The next step is taking this R1CS and converting it into QAP form, which implements the exact same logic except using polynomials. We have 12 vectors of length 6. We have to transform these into 6 groups of 3 polynomials, each polynomial of degree 3.

A polynomial of degree n is defined by a minimum of n+1 points. Each column of A, B & C has 4 elements. So each such column can be converted into a polynomial of Degree 3. We use Lagrange’s Polynomial Interpolation to do this.

For e.g. 1st column of A is [0, 0, 0, 5] (transposed). We can consider each element as the y-coordinate corresponding to x = 1, 2, 3 & 4. So we get 4 sets of points - (1,0), (2,0), (3,0), (4,5) - this is an arbitrary interpretion we use to convert the R1CS into the QAP form.

We can find the polynomial passing through these 4 points using Lagrange Interpolation.

I am using sagemath to do this

R.<x> = PolynomialRing(RR)
points = [(1,0), (2,0), (3,0), (4,5)]
R.lagrange_polynomial(points)
$0.833333333333333 * x^3 - 5.00000000000000 * x^2 + 9.16666666666667 * x - 5.00000000000000$

So the first column of A has been transformed into a polynomial.
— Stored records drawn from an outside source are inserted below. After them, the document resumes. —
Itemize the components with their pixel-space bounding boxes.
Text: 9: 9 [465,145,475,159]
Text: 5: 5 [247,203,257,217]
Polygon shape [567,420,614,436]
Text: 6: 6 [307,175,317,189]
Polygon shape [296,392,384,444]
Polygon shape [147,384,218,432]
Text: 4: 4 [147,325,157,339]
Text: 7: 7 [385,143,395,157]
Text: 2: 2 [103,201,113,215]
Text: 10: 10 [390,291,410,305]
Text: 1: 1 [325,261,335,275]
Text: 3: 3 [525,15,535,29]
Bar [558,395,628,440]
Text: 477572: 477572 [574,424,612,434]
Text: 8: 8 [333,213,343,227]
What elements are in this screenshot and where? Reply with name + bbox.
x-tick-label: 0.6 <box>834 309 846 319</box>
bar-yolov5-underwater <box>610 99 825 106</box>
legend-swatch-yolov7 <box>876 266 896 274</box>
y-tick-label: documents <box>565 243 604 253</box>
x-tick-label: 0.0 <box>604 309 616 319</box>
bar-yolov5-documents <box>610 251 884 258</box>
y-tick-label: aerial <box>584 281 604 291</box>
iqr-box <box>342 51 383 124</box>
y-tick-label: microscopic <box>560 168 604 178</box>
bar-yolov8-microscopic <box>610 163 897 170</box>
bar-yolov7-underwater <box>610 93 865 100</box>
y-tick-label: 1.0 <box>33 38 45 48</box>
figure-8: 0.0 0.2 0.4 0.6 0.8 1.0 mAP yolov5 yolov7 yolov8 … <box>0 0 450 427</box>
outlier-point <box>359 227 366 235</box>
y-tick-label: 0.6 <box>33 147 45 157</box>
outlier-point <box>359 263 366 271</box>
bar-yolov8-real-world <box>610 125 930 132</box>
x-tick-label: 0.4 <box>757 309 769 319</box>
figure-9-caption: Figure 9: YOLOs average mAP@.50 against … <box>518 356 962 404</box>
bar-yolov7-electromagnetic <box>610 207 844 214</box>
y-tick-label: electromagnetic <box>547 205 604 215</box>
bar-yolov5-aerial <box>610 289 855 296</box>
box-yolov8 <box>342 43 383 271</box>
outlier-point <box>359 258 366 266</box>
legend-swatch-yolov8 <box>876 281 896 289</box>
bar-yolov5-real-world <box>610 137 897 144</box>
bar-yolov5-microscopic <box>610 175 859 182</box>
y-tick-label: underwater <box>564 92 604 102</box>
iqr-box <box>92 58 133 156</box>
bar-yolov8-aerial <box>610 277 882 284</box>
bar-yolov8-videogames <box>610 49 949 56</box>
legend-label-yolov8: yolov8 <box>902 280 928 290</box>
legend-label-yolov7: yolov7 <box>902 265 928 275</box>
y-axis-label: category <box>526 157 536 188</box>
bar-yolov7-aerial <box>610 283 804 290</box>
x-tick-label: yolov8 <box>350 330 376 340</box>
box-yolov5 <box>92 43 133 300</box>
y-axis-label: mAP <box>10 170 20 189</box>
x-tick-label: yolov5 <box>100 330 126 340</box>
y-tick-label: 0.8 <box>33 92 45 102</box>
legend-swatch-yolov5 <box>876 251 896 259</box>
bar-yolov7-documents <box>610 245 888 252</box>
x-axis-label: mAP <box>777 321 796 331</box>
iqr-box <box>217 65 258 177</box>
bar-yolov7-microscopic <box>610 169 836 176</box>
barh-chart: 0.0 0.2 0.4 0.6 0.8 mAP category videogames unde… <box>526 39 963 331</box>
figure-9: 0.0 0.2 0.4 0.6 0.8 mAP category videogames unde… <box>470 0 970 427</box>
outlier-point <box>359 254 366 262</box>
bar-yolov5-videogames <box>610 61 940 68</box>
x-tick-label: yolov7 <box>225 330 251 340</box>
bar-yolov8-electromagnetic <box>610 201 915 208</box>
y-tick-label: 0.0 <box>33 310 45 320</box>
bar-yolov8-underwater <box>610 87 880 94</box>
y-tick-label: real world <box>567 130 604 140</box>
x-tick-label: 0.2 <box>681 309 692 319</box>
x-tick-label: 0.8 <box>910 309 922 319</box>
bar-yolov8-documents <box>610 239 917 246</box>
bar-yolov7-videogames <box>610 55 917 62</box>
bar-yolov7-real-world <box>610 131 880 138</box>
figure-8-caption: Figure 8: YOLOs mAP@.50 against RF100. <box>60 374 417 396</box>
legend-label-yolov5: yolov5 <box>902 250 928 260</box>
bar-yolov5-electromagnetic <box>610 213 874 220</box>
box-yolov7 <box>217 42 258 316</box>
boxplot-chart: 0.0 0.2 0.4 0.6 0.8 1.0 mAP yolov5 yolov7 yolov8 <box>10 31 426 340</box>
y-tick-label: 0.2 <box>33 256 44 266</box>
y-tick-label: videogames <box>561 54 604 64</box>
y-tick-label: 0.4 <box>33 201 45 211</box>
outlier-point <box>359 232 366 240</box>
We write the co-efficients of the polynomial as a vector/list

R.lagrange_polynomial(points).coefficients()
[-5.00000000000000, 9.16666666666667, -5.00000000000000, 0.833333333333333]

Likewise for the 2nd column of A

points = [(1,1), (2,0), (3,1), (4,0)]
R.lagrange_polynomial(points).coefficients()
[8.00000000000000, -11.3333333333333, 5.00000000000000, -0.666666666666667]

We have 3 matrices with 6 columns each, so we get 18 polynomials each with 4 coefficients.

A polynomials

$[-5.0, 9.166, -5.0, 0.833]$

$[8.0, -11.333, 5.0, -0.666]$

$[0.0, 0.0, 0.0, 0.0]$

$[-6.0, 9.5, -4.0, 0.5]$

$[4.0, -7.0, 3.5, -0.5]$

$[-1.0, 1.833, -1.0, 0.166]$

B polynomials

$[3.0, -5.166, 2.5, -0.333]$

$[-2.0, 5.166, -2.5, 0.333]$

$[0.0, 0.0, 0.0, 0.0]$

$[0.0, 0.0, 0.0, 0.0]$

$[0.0, 0.0, 0.0, 0.0]$

$[0.0, 0.0, 0.0, 0.0]$

C polynomials

$[0.0, 0.0, 0.0, 0.0]$

$[0.0, 0.0, 0.0, 0.0]$

$[-1.0, 1.833, -1.0, 0.166]$

$[4.0, -4.333, 1.5, -0.166]$

$[-6.0, 9.5, -4.0, 0.5]$

$[4.0, -7.0, 3.5, -0.5]$

This finishes the transformation of the problem to the QAP Form. Instead of checking the constraints in the R1CS individually, we can now check all of the constraints at the same time by doing a dot product check on the polynomials. This will be covered in a separate post.